The Royal Gwent Hospital is a large district general hospital located in Newport in South Wales. The Royal Gwent orthopaedic department is made up of 16 orthopaedic consultants and remains the only orthopaedic unit in Wales to staff a two-tier senior and junior orthopaedic registrar rota.

Orthopaedic service delivery is split over two sites in Newport (the Royal Gwent Hospital and St Woolos Hospital) with another elective theatre unit Ysbyty Ystrad Fawr in Ystrad Mynach. Trauma services are delivered primarily in the main theatre complex at the Royal Gwent Hospital where three dedicated laminar flow orthopaedic theatres provide capacity for both trauma and elective cases.

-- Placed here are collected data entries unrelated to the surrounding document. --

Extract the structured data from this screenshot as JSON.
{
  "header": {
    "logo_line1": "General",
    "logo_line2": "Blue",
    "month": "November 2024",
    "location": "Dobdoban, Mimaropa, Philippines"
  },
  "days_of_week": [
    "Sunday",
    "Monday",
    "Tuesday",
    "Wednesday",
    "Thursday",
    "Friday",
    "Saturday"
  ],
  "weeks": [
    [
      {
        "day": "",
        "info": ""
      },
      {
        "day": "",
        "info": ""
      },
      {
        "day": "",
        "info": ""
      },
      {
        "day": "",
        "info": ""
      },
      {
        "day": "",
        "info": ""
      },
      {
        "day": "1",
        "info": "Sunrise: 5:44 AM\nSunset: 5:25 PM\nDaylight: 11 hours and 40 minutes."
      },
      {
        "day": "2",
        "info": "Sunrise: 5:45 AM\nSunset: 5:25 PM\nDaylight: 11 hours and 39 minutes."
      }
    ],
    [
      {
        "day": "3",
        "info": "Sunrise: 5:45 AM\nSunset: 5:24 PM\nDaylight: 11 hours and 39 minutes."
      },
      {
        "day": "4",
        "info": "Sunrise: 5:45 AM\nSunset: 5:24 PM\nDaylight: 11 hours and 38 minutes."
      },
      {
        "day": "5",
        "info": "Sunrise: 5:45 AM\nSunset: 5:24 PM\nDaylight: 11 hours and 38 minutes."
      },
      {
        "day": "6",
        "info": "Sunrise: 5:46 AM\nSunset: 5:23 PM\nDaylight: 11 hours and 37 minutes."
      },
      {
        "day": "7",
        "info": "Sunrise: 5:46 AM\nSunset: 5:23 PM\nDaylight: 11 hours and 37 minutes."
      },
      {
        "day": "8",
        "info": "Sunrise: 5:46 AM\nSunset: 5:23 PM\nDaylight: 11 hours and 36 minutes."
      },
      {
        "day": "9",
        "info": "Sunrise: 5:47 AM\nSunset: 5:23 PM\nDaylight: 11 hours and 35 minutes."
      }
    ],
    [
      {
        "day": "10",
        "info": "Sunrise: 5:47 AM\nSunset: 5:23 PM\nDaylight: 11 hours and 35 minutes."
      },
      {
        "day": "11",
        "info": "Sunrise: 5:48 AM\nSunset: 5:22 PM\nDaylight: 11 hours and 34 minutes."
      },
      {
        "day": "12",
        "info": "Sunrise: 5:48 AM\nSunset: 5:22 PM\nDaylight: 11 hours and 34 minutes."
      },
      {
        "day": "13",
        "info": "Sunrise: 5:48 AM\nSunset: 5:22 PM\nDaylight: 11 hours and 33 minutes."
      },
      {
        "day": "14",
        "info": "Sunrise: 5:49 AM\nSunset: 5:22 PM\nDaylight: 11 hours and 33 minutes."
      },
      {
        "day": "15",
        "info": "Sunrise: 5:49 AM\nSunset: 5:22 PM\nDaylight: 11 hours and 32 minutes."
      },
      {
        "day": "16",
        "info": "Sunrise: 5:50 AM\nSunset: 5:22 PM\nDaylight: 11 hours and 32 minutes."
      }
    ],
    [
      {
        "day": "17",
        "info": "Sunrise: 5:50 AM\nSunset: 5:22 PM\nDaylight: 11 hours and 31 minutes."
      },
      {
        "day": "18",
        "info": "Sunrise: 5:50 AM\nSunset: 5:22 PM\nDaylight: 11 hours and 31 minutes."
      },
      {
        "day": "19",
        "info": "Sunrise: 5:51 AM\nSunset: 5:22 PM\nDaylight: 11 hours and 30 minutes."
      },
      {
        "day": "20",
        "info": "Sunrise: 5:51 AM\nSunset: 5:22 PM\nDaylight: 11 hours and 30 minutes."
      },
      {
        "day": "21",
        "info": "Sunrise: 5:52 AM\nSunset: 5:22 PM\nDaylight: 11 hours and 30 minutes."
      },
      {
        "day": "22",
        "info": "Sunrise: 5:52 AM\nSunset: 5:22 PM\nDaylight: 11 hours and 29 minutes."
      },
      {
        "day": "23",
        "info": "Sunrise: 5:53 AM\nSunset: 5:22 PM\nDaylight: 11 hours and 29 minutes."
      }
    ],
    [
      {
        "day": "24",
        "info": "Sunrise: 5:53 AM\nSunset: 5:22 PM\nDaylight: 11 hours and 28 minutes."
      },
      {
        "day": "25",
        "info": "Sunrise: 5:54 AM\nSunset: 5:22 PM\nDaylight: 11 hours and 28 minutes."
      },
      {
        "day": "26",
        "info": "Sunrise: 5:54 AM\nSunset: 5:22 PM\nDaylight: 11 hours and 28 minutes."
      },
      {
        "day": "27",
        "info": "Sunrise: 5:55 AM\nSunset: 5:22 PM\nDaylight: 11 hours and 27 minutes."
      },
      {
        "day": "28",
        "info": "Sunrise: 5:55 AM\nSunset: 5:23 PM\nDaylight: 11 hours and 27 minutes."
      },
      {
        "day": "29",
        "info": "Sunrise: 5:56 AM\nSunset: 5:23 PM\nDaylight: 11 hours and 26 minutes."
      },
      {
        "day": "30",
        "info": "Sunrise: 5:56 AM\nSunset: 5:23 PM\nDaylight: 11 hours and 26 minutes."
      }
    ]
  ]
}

A full-day trauma list runs daily from Monday to Saturday from 08:00 until 17:00, hours are reduced from 08:00 until 14:00 on a Sunday. The consultant surgeon is contracted from 07:30 until 18:00 to include preoperative and postoperative patient review and anaesthetic staff from 08:00 until 18:00 to include perioperative care. Scrub staff work in shift patterns to staff the list appropriately including theatre set-up time. The operating department practitioner (ODP) starts at 08:15 and it is their role to send for the first patient once anaesthetic, scrub and surgical teams are satisfied. The anaesthetic cover for trauma lists consists of a consultant and registrar on weekdays and an anaesthetic consultant for the weekend. Each trauma list has a dedicated orthopaedic consultant and registrar and any specialist trauma cases are allocated to a trauma list covered by an orthopaedic consultant with the appropriate subspecialist interest.

All pending inpatient and outpatient trauma cases are listed on a trauma board and it is the role of both the orthopaedic consultant on call and a dedicated registrar trauma fellow to finalise the trauma list for each day. When the trauma workload exceeds that of the single trauma theatre, elective cases from the other two orthopaedic theatres are often cancelled to accommodate increased trauma workload.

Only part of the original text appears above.